Helmed by noted technology advocate Sree Sreenivasan, the open-to-public seminar – titled ‘Digital, Mobile, Social Lessons for Artists and Other Creatives’ – will be held at Sacred Heart college in Thevara, Ernakulam, on Friday, July 29, from 10 am-12 p
m.Sreenivasan was most recently the first Chief Digital Officer at the iconic Metropolitan Museum of Art in New York – the world’s largest encyclopedic museum widely known as‘The Met’.
Sreenivasan is perhaps best known for bringing The Met into the social media age, having overseen the creation of the museum’s first app, made its extensive collection more accessible via a cleaner, mobile-friendly website and invited influential Instagrammers inside during closing hours.
Promising a “fun, fast-paced” discussion about “all things digital”, the seasoned Tedx talker – in his first speaking event in Kochi as part of a social media speaking tour across India – will share insights from his two-decade-long career on the future of media, education, arts and culture.
“The future of all businesses is storytelling; and connecting the physical and the digital, the in-person and the online,” he said, stressing the need for artists to gain technological fluency, even literacy, in order to better market their creativity and share their narratives in a world of digital natives.
Sreenivasan contends that the art world’s enthusiasm for all things digital can be seen as acceptance of online spaces and social networks not only as tools for marketing, but as vehicles to facilitate wider engagement and conversations.
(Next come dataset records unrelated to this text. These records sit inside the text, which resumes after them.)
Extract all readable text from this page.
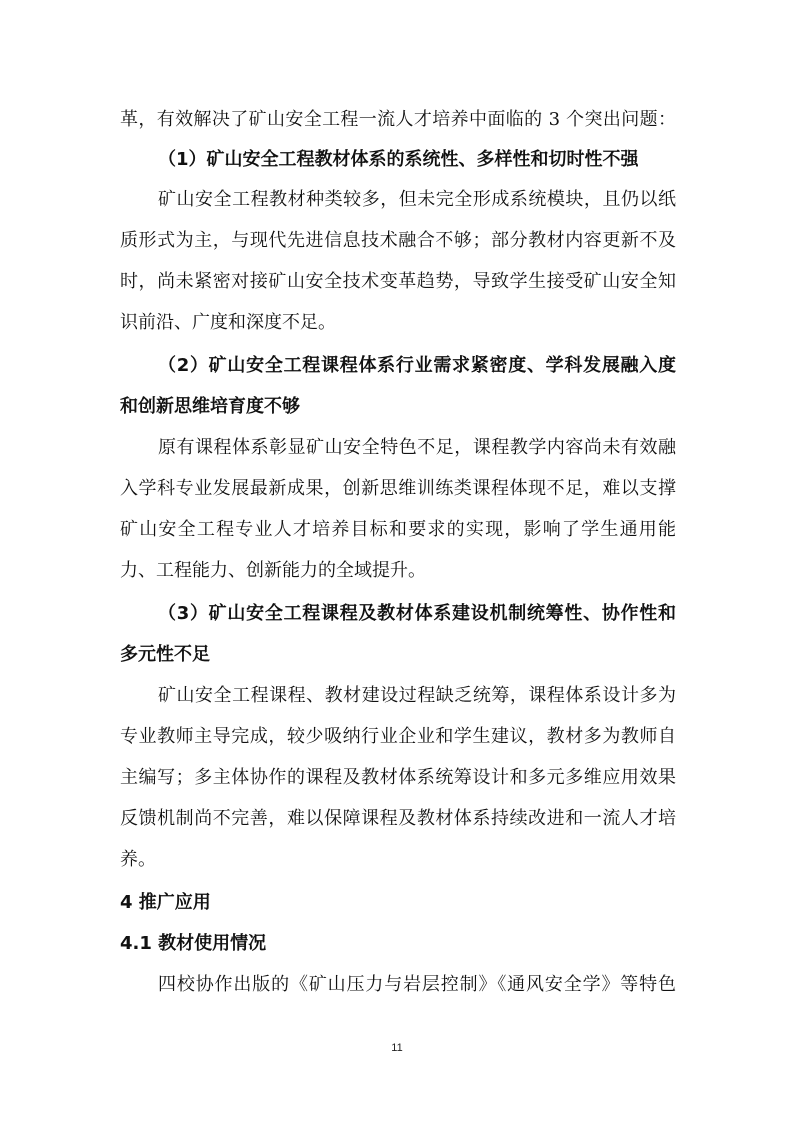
革，有效解决了矿山安全工程一流人才培养中面临的 3 个突出问题：
（1）矿山安全工程教材体系的系统性、多样性和切时性不强
矿山安全工程教材种类较多，但未完全形成系统模块，且仍以纸
质形式为主，与现代先进信息技术融合不够；部分教材内容更新不及
时，尚未紧密对接矿山安全技术变革趋势，导致学生接受矿山安全知
识前沿、广度和深度不足。
（2）矿山安全工程课程体系行业需求紧密度、学科发展融入度
和创新思维培育度不够
原有课程体系彰显矿山安全特色不足，课程教学内容尚未有效融
入学科专业发展最新成果，创新思维训练类课程体现不足，难以支撑
矿山安全工程专业人才培养目标和要求的实现，影响了学生通用能
力、工程能力、创新能力的全域提升。
（3）矿山安全工程课程及教材体系建设机制统筹性、协作性和
多元性不足
矿山安全工程课程、教材建设过程缺乏统筹，课程体系设计多为
专业教师主导完成，较少吸纳行业企业和学生建议，教材多为教师自
主编写；多主体协作的课程及教材体系统筹设计和多元多维应用效果
反馈机制尚不完善，难以保障课程及教材体系持续改进和一流人才培
养。
4 推广应用
4.1 教材使用情况
四校协作出版的《矿山压力与岩层控制》《通风安全学》等特色
11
“Digital tools and new technology offer many avenues for connecting and telling stories, about art-making, about creativity, and the people and organisations working in creative fields. Social media has a way of democratizing the thinking process, of making the audience privy to processes in a way that was impossible before. But how do you do that effectively and authentically? That is what this workshop is about,” said KBF Secretary Riyas Komu, noting that the workshop would explore ways to navigate the perceived tensions between art and social media.
The workshop is supported by the Kiran Nadar Museum of Art, in partnership with the Sacred Heart College, Thevara.